Once the current boundaries of the United States were largely reached, the same sense of the future took more commercial than territorial form, looking west rather than south. Lincoln’s secretary of state exhorted his compatriots: ‘You are already the great continental power of America. But does that content you? I trust it does not. You want the commerce of the world. This must be looked for on the Pacific. The nation that draws most from the earth and fabricates most, and sells the most to foreign nations, must be and will be the great power of the earth.’5 What Manifest Destiny and the conquest of Mexico were on land, Commodore Perry and the Open Door could be on sea—the horizon of an American marine and mercantile primacy in the Orient, bearing free trade and Christianity to its shores. With the outbreak of the Spanish–American War, classical inter-imperialist conflict brought colonies in the Pacific and the Caribbean, and full-fledged entrance into the ranks of the great powers. Under the first Roosevelt, Panama was carved out of Colombia as a US dependency to link the two seas, and race—Anglo-Saxon breeding and solidarity—added to religion, democracy and trade in the rhetoric of the nation’s calling.

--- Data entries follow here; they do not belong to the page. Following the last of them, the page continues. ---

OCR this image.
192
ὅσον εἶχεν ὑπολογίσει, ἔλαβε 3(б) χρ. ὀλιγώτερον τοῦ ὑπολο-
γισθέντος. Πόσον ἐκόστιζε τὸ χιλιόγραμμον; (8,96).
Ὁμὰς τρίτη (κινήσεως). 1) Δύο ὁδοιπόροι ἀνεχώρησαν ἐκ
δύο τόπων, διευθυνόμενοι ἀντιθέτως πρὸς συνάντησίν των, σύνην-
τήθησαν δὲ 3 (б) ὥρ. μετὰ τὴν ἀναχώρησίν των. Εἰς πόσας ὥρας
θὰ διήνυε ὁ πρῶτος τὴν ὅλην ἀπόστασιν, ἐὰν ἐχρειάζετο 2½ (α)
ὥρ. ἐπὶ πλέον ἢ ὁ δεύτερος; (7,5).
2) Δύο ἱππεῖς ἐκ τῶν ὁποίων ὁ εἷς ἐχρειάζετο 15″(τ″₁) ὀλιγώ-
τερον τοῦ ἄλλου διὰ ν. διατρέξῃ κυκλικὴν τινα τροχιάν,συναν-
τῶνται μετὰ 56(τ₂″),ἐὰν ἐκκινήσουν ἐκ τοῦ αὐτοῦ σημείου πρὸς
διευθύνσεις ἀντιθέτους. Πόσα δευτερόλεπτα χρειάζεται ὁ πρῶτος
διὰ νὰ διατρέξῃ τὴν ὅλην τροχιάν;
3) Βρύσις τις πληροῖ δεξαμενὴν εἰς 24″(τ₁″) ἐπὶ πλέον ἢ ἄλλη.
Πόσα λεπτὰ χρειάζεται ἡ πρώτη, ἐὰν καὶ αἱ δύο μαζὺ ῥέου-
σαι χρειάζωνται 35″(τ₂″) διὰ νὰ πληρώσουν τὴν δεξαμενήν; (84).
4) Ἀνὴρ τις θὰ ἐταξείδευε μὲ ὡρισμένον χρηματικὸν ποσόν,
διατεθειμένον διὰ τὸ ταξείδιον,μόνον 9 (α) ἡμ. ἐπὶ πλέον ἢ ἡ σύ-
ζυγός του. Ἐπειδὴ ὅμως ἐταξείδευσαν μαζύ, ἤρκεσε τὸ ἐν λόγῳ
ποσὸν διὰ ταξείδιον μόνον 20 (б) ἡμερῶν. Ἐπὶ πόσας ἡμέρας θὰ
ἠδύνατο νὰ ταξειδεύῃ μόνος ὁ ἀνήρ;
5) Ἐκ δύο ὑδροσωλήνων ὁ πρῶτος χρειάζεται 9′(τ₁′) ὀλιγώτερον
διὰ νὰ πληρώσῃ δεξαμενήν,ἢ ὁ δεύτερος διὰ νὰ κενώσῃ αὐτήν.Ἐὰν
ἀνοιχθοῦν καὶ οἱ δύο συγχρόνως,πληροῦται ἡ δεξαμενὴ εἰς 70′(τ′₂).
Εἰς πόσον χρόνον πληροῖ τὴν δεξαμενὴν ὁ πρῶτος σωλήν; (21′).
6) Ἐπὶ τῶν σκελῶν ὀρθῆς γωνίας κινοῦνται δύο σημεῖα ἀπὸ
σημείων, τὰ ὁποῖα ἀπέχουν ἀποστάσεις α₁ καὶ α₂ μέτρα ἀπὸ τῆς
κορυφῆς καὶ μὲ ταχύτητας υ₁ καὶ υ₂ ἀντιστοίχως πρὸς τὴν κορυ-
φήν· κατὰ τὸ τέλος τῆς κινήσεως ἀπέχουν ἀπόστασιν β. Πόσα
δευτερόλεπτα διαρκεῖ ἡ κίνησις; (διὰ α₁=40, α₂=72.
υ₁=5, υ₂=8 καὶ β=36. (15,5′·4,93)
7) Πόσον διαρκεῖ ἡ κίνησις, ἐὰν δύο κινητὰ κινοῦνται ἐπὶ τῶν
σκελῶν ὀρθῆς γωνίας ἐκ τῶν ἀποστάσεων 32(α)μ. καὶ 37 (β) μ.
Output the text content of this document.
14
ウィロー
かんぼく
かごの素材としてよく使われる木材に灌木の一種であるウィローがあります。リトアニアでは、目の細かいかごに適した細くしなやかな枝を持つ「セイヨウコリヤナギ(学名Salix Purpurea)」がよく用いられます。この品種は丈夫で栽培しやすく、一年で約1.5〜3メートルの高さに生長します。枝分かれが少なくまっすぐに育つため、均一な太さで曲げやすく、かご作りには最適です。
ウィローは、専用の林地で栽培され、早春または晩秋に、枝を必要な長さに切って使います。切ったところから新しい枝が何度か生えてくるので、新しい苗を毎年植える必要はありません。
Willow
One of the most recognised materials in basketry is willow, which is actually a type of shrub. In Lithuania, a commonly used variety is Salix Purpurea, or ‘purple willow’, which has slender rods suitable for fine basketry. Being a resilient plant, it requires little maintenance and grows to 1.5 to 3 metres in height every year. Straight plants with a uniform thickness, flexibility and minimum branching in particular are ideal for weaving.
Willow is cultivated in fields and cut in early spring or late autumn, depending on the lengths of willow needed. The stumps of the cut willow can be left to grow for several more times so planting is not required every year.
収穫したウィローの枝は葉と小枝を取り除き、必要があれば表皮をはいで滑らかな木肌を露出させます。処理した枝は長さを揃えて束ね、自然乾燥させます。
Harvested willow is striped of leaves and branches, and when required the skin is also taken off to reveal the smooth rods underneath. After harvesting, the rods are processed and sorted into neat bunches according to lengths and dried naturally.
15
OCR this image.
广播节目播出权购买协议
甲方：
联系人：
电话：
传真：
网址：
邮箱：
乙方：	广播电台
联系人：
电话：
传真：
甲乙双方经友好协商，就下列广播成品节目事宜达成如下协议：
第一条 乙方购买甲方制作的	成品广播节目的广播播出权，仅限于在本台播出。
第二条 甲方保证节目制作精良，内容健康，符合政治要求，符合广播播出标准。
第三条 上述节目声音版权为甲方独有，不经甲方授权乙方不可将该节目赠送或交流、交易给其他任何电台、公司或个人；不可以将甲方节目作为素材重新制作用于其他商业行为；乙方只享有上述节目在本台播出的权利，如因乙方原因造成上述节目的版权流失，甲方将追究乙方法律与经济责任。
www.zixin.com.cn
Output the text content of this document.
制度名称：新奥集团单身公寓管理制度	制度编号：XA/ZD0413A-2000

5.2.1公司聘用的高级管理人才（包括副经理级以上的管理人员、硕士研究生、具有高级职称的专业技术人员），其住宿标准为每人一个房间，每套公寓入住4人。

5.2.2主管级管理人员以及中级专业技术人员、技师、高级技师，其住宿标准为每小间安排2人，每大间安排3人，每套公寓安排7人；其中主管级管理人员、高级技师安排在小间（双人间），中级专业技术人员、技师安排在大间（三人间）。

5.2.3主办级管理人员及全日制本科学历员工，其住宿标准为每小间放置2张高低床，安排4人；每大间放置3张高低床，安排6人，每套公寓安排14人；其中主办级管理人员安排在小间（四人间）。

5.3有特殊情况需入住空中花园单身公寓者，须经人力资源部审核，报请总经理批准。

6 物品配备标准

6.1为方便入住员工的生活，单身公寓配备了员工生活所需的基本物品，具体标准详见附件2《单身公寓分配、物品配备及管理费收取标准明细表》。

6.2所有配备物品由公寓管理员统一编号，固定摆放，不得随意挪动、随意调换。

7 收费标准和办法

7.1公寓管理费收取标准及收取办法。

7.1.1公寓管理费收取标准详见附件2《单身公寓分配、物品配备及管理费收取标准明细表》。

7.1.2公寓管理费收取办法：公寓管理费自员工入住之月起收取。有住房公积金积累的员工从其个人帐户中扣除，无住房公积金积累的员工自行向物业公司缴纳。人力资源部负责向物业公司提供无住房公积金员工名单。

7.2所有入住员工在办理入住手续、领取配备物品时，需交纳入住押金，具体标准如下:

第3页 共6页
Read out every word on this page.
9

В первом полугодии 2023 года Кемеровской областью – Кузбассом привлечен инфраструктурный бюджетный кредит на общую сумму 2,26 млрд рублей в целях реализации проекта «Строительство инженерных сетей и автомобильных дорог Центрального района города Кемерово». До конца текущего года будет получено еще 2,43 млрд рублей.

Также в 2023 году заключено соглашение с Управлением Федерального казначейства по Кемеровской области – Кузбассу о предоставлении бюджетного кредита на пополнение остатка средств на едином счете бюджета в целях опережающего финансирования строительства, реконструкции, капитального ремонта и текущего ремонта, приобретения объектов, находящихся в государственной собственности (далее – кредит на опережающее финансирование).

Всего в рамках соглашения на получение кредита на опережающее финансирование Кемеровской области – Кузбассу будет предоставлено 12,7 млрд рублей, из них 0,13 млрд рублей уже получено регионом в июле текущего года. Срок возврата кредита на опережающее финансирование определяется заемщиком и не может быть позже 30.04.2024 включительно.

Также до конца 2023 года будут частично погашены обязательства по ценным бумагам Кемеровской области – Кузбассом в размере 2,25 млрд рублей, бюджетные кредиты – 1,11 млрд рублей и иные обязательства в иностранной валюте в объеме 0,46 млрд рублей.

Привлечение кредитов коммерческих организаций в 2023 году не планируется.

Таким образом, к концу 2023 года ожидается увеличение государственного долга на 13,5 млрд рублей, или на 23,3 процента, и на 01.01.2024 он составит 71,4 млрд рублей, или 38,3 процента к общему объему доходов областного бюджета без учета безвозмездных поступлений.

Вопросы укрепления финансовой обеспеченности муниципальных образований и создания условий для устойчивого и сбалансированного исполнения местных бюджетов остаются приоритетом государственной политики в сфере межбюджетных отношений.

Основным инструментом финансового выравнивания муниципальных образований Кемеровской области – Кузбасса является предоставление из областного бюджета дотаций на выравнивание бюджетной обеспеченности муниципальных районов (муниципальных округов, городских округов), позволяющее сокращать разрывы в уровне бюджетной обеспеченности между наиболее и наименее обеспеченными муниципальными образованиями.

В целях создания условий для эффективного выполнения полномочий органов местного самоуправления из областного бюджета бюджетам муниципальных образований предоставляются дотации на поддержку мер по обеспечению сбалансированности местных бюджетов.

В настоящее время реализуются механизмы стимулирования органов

This was never uncontested. At each stage, eloquent American voices had denounced the megalomania of Manifest Destiny, the plunder of Mexico, the seizure of Hawaii, the slaughter in the Philippines, attacking every kind of racism and imperialism as a betrayal of the anti-colonial birthright of the republic. Rejection of foreign adventures—annexations or interventions—was not a break with national values, but always a possible version of them. From the beginning, exceptionalism and universalism formed a potentially unstable compound. Conviction of the first allowed for belief that the United States could preserve its unique virtues only by remaining a society apart from a fallen world. Commitment to the second authorized a messianic activism by the United States to redeem that world. Between these two poles—‘separation’ and ‘regenerative intervention’, as Anders Stephanson has described them—public opinion could more than once abruptly shift.6
As the US entered the new century, however, such mood swings were of less significance than the sheer economic and demographic growth of the country. By 1910, American capitalism was already in a league of its own, with an industrial magnitude larger than that of Germany and Britain combined.